Finding the Strategic Sweet Spot
In the HBR article, “Can You Say What Your Strategy Is?”, the author talks about a “Strategic Sweet Spot” which he defines as the ability of a company to meet its customers’ needs “in a way that rivals can’t, given the context in which it competes”. Many companies are unable to find this ‘sweet spot’, however, because of a failure to differentiate themselves from the competitors, or an ill-conceived strategy. If you look at most of the really successful companies in the world today, they have all found a way to uniquely satisfy their customers’ needs by utilizing their core competencies to the fullest advantage. So what is the key for a company to find its “sweet spot”?
An interesting article* I came across provides three simple questions that a business should ask itself in order to identify its strategic “sweet spot”.
- What is our company best at?
- What do our customers want/need the most?
- Where do our competitors struggle?
Many companies try to put themselves into a niche based on an apparent need in the marketplace rather than actually finding their “sweet spot”. A niche and a “sweet spot” are not the same thing, finding a niche is based only on external market factors, while a “sweet spot” is based on both internal factors(e.g. core competencies and talents) and external factors(e.g. market need, competitors capabilities).
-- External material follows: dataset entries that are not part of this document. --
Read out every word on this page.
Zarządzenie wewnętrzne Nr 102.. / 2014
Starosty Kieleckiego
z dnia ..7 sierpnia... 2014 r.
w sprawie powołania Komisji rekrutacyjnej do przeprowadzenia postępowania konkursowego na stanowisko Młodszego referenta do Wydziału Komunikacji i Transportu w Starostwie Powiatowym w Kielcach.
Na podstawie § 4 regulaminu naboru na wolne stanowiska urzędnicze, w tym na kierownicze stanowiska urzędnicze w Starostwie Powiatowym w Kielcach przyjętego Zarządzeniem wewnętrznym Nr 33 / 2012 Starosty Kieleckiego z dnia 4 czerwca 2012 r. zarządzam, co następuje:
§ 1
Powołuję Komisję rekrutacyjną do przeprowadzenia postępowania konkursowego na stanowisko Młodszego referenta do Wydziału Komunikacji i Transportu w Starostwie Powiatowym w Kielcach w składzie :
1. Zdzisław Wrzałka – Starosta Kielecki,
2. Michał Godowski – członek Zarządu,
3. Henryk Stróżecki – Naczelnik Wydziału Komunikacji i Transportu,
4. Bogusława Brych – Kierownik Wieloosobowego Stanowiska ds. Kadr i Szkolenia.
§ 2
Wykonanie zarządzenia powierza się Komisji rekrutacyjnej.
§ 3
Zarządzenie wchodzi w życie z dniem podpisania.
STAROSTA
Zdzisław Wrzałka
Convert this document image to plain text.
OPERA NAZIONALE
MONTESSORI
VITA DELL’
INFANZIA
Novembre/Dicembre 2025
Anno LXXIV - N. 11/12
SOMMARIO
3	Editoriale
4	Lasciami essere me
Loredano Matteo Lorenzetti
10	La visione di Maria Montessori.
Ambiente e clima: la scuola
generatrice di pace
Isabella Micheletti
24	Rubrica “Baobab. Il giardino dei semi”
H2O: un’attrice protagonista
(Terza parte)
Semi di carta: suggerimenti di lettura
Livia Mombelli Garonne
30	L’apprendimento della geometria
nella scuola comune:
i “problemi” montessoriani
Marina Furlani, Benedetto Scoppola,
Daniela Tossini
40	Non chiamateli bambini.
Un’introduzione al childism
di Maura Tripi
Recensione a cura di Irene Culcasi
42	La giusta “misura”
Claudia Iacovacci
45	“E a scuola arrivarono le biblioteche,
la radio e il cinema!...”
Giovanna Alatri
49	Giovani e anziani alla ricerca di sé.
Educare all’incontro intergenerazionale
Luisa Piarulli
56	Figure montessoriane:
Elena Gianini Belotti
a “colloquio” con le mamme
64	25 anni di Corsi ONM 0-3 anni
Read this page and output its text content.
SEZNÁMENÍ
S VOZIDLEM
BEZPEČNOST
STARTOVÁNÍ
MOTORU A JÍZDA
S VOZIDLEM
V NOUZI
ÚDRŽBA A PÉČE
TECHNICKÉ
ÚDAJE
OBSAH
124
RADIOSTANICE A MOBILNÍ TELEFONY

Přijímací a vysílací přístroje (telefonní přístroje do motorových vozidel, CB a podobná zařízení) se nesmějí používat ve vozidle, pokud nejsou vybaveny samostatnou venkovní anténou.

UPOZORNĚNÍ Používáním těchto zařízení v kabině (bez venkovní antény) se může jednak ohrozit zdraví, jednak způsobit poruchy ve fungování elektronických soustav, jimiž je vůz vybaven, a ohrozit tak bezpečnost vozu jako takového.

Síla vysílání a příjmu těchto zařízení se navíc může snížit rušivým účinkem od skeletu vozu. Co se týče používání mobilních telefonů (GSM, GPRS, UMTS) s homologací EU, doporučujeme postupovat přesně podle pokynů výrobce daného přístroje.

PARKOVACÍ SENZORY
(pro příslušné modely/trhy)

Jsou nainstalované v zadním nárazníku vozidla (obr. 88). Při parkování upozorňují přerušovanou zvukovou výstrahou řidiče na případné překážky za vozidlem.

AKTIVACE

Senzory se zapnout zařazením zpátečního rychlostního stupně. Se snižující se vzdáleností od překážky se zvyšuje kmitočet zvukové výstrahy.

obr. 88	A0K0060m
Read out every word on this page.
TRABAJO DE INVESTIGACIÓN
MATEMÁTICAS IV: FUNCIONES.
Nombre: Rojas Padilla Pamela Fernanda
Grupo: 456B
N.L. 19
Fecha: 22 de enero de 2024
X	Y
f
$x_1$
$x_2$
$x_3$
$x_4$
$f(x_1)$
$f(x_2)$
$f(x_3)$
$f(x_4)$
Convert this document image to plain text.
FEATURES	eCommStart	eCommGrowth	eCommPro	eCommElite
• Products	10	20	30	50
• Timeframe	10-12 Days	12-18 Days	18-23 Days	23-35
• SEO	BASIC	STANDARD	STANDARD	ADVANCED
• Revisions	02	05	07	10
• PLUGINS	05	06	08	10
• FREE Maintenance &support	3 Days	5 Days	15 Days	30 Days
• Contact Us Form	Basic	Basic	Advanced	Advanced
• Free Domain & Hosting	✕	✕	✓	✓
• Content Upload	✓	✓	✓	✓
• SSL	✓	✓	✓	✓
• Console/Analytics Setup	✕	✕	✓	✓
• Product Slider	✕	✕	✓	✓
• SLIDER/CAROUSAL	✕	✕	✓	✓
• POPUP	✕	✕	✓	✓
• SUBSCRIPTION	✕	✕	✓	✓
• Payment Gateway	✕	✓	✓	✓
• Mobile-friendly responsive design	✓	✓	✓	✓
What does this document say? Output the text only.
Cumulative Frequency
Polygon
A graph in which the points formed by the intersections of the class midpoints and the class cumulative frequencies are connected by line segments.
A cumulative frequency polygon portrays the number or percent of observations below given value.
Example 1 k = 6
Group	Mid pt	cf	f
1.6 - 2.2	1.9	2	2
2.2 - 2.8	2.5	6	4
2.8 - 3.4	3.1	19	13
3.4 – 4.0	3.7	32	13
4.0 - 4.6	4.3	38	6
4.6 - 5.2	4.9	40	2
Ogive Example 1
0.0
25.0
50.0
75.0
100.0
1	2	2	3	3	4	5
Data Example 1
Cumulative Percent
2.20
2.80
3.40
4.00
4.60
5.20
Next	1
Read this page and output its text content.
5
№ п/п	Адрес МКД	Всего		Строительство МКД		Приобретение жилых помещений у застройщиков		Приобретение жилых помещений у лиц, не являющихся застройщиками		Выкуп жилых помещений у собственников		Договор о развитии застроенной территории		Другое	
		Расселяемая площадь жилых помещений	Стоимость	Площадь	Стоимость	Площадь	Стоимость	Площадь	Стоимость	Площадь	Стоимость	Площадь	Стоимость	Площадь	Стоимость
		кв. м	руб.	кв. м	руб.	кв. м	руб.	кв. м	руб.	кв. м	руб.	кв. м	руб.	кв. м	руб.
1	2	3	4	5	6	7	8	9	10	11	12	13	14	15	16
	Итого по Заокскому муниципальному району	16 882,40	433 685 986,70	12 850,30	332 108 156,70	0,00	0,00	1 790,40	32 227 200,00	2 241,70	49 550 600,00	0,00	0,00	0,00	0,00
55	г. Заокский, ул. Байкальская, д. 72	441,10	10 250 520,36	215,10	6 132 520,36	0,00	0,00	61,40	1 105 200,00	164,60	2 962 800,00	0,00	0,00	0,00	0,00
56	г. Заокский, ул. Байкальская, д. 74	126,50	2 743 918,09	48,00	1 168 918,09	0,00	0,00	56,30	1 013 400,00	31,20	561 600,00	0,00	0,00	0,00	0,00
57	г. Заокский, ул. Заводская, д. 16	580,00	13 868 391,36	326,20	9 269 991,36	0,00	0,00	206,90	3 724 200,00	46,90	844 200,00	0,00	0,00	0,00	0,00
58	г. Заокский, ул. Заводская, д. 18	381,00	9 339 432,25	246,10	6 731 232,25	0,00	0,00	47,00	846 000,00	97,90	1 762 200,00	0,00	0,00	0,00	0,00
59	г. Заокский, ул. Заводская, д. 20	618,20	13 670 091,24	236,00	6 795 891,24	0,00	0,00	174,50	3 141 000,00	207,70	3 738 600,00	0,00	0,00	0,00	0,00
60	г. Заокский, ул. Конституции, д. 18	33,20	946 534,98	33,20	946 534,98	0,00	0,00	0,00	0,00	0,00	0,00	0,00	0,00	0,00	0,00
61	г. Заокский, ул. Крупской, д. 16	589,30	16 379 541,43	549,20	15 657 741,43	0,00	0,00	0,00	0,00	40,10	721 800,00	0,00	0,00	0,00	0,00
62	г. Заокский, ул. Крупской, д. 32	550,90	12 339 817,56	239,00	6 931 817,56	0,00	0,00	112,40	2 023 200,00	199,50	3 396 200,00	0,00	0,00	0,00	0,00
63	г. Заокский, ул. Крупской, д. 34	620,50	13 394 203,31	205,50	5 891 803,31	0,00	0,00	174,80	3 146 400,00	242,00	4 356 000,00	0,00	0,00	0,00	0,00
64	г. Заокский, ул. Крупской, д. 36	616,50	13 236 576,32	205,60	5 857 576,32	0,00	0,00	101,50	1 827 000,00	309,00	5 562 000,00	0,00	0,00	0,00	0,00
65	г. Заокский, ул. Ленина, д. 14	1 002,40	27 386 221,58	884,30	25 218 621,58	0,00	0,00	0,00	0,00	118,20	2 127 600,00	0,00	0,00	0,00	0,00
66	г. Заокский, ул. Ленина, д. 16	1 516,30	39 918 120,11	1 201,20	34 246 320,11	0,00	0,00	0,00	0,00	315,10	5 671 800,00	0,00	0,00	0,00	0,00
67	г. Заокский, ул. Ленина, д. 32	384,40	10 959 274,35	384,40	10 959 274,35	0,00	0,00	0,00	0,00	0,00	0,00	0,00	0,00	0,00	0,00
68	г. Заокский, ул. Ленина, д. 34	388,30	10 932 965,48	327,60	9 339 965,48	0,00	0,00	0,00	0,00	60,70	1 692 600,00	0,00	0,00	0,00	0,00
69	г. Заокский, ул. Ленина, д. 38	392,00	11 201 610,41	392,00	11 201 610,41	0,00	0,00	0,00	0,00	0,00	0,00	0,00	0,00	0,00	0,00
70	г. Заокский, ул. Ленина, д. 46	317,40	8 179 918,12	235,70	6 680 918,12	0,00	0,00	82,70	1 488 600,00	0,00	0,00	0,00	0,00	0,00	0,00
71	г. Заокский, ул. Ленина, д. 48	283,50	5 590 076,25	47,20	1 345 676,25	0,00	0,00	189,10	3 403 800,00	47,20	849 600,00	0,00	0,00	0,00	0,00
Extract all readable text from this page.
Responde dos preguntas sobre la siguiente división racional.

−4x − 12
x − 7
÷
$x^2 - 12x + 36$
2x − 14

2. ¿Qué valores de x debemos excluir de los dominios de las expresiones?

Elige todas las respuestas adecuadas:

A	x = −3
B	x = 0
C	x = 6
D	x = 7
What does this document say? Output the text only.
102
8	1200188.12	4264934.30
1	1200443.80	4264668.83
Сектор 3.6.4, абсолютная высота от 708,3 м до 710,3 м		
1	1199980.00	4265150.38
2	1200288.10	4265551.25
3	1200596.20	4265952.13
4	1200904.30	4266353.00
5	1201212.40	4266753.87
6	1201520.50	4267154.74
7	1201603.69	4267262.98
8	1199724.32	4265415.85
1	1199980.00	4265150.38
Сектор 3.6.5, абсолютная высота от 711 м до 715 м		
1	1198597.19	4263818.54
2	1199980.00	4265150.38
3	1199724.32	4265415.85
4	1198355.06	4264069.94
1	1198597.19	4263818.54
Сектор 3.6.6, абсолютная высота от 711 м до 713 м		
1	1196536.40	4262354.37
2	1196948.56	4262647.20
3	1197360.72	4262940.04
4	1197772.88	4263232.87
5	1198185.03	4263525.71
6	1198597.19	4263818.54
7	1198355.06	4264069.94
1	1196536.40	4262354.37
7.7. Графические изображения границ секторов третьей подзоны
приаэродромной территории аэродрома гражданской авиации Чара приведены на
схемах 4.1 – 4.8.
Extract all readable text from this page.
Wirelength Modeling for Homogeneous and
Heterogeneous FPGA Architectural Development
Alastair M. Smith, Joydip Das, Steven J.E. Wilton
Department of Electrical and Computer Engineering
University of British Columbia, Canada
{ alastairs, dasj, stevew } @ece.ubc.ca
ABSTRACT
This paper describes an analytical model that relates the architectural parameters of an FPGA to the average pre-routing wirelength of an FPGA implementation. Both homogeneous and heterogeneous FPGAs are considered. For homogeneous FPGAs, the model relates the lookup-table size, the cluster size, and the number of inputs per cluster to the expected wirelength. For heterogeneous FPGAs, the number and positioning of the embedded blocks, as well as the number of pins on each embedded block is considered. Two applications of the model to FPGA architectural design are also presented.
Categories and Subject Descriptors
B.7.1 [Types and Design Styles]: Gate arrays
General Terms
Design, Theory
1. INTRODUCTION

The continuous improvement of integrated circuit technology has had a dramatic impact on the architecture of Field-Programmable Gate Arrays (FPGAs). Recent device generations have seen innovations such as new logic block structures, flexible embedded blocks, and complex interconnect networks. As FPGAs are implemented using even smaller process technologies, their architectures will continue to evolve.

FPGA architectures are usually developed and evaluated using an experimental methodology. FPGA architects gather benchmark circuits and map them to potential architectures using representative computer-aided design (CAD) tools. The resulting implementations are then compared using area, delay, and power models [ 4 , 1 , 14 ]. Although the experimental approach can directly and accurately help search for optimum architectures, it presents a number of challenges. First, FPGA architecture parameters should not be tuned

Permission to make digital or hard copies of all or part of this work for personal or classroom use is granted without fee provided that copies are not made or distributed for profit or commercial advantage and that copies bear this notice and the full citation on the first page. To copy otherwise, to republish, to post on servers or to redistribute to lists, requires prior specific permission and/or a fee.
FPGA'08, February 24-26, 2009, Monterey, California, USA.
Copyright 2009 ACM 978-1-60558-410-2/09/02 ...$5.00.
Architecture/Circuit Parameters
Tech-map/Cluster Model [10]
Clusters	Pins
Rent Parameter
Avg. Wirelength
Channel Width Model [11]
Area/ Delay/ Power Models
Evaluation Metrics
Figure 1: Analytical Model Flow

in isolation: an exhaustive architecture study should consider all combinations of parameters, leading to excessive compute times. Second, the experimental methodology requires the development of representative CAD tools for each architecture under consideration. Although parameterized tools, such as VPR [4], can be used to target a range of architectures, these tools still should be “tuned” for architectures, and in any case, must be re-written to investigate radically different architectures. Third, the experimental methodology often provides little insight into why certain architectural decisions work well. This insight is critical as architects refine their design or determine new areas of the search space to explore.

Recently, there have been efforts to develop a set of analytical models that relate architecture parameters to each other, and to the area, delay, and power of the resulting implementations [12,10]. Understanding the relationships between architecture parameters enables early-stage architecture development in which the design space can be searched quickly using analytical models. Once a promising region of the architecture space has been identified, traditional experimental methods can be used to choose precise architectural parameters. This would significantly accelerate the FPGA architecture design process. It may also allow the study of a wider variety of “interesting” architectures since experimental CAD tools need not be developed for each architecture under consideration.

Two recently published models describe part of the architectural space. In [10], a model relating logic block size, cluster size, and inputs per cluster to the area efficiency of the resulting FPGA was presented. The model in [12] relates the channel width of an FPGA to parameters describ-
A great example of a company who was able to find a strategic “sweet spot” is Oracle. In the 1990’s the company shifted its focus from its database business towards building web applications. At the time, SAP was the clear leader in enterprise applications and many thought it was unwise to challenge them. Oracle’s CEO knew that the internet was the future of computing, and wisely invested the majority of the company’s resources into building applications that ran on the cloud. Oracle launched its E-business suite in 2000 and it was very successful.
Oracle was able to do find its “sweet spot” because they utilized their core development strengths, were able to forecast a market need for web-based enterprise applications, and saw that their main competitor in the field, SAP, was focused on traditional client-server enterprise applications rather than the cloud.